Hedieh Tehrani in Asghar Farhadi’s FIREWORKS WEDNESDAY. Courtesy of Grasshopper Film.
Courtesy of Grasshopper Film.

Fireworks Wednesday (2006)
Directed by Asghar Farhadi
Opens March 16 at Film Forum

Fireworks Wednesday is the third film Asghar Farhadi has directed, although it is the fourth of his films to come out in the United States—after A Separation, The Past, and About Elly—his fifth, sixth, and third, released here in that order. This shuffled chronology, I want to suggest, is not unlike the plot of a Farhadi film, in which each divulged bit of information forces the audience, and the characters, to reevaluate what they thought they understood. Again and again, we ask: who is this person—spouse, parent, servant—really?

Farhadi’s work suggests that this question is not only inarticulate, but beside the point. In Fireworks Wednesday, set on the eve of the Persian New Year, and traditionally celebrated with fire—bonfires, firecrackers, and in this case, minor explosions behind closed doors—a young bride, Rouhi, and her fiancé drive into Tehran, to work. Rouhi (Taraneh Alidoosti) is sent by a temp agency to clean the large, expensive, open-plan apartment of Mojdeh (Hedieh Tehrani) and Morteza (Hamid Farrokhnezhad)—a duty she splits with another, very pregnant worker, whom Mojdeh orders around blithely while wandering through her own home like a tear-streaked wraith.
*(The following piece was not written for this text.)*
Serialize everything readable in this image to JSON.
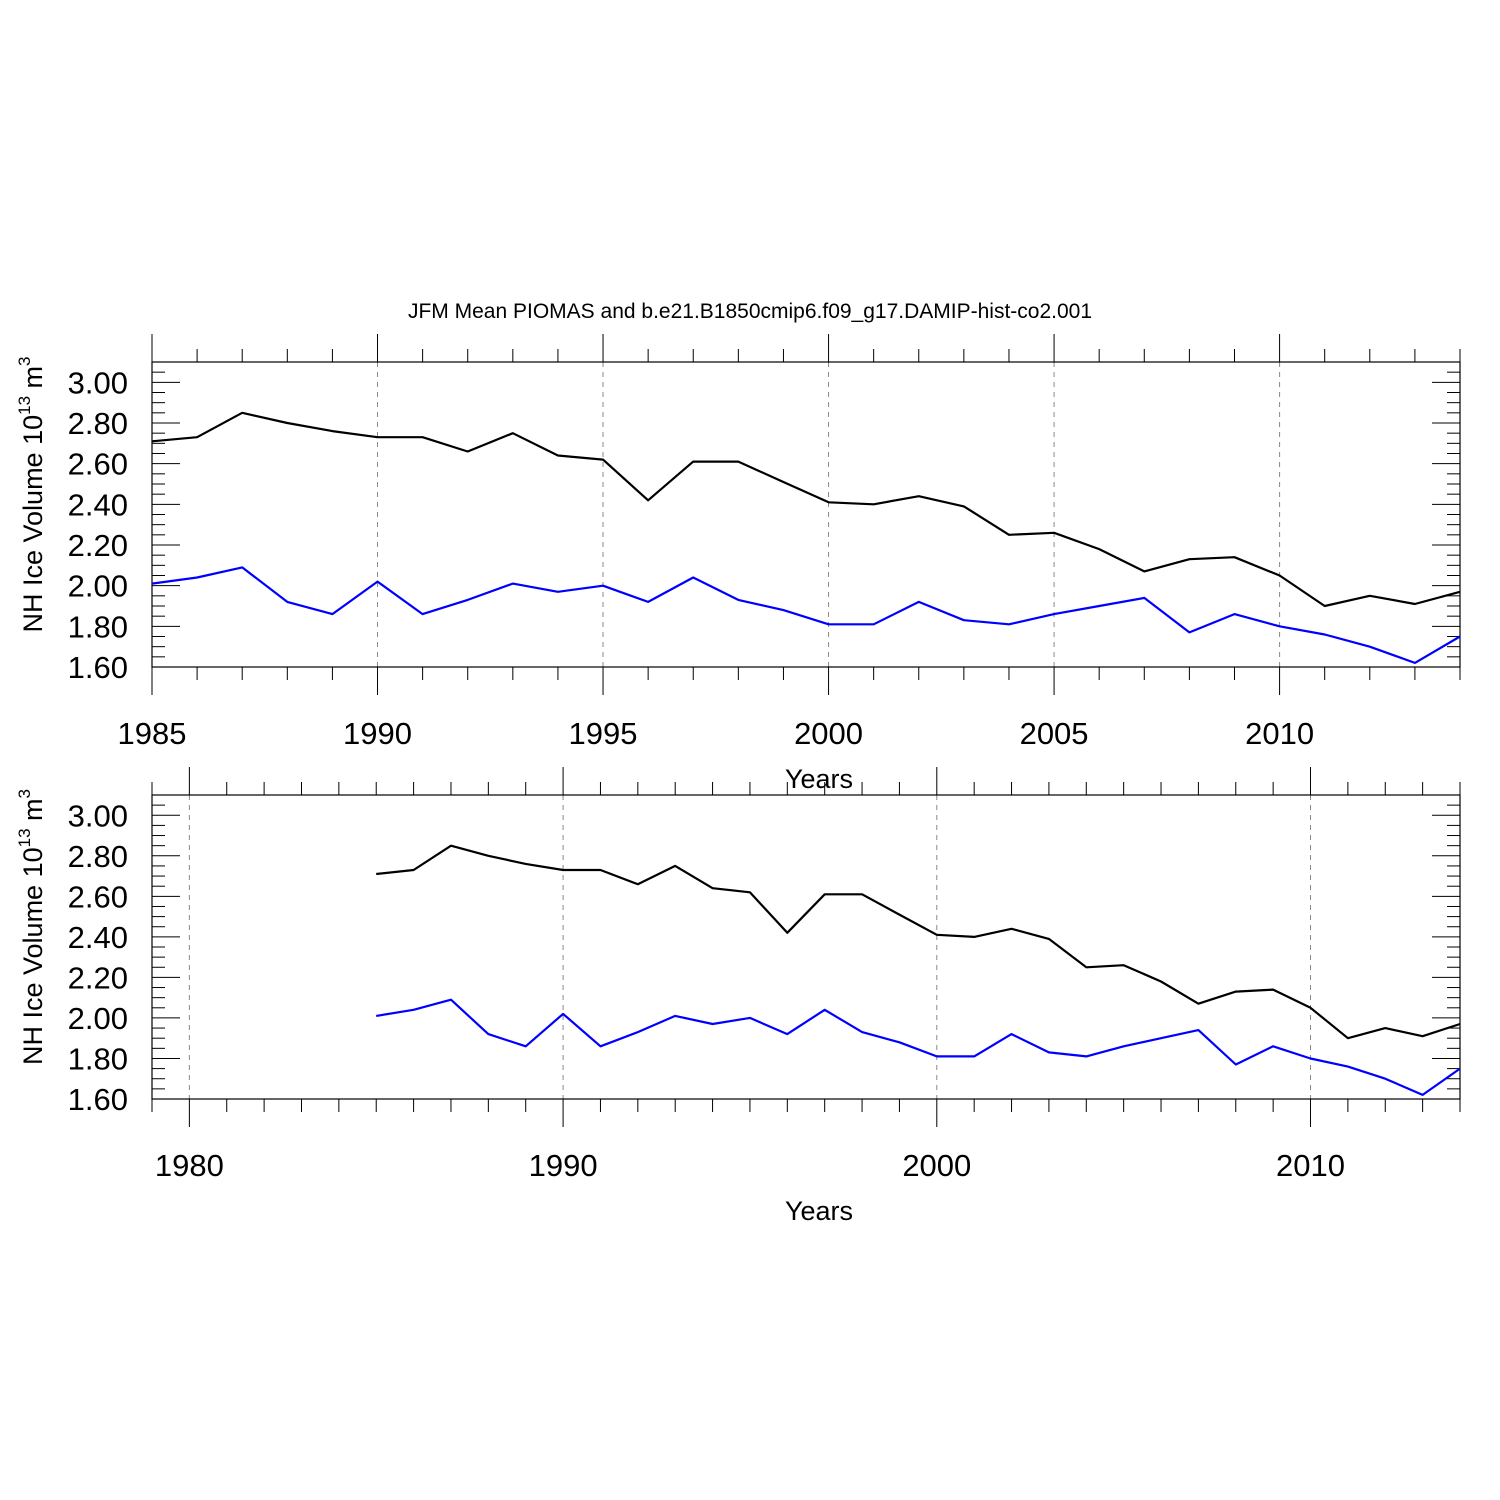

She’s quarreling with Morteza about the affair she believes he’s is having with their neighbor, a divorcée who runs a beauty salon. Morteza, enraged, has punched a hole through the window, and he’s not through yet. The constant in this sad equation is their young son, waiting at school to be picked up by the cleaning woman.

Glass and plastic, in this film, are not yet the screens sundering the warring couple in A Separation; instead, plastic sheets cover the apartment’s walls, as though the contours of their situation are not yet precisely clear to either party. Is Morteza, in fact, unfaithful? He swears he’s not, but deception is the mechanism of Farhadi’s films, and unlike the woefully placid The Past, it’s present onscreen here. The servant, the parent, the husband and the wife—Farhadi sets all them to balletic motion. And though he reconfigures these basic elements in each subsequent film, what remains are his characters’ tenuous connections to one another, their precisely miscalculated attempts to stand—securely—still.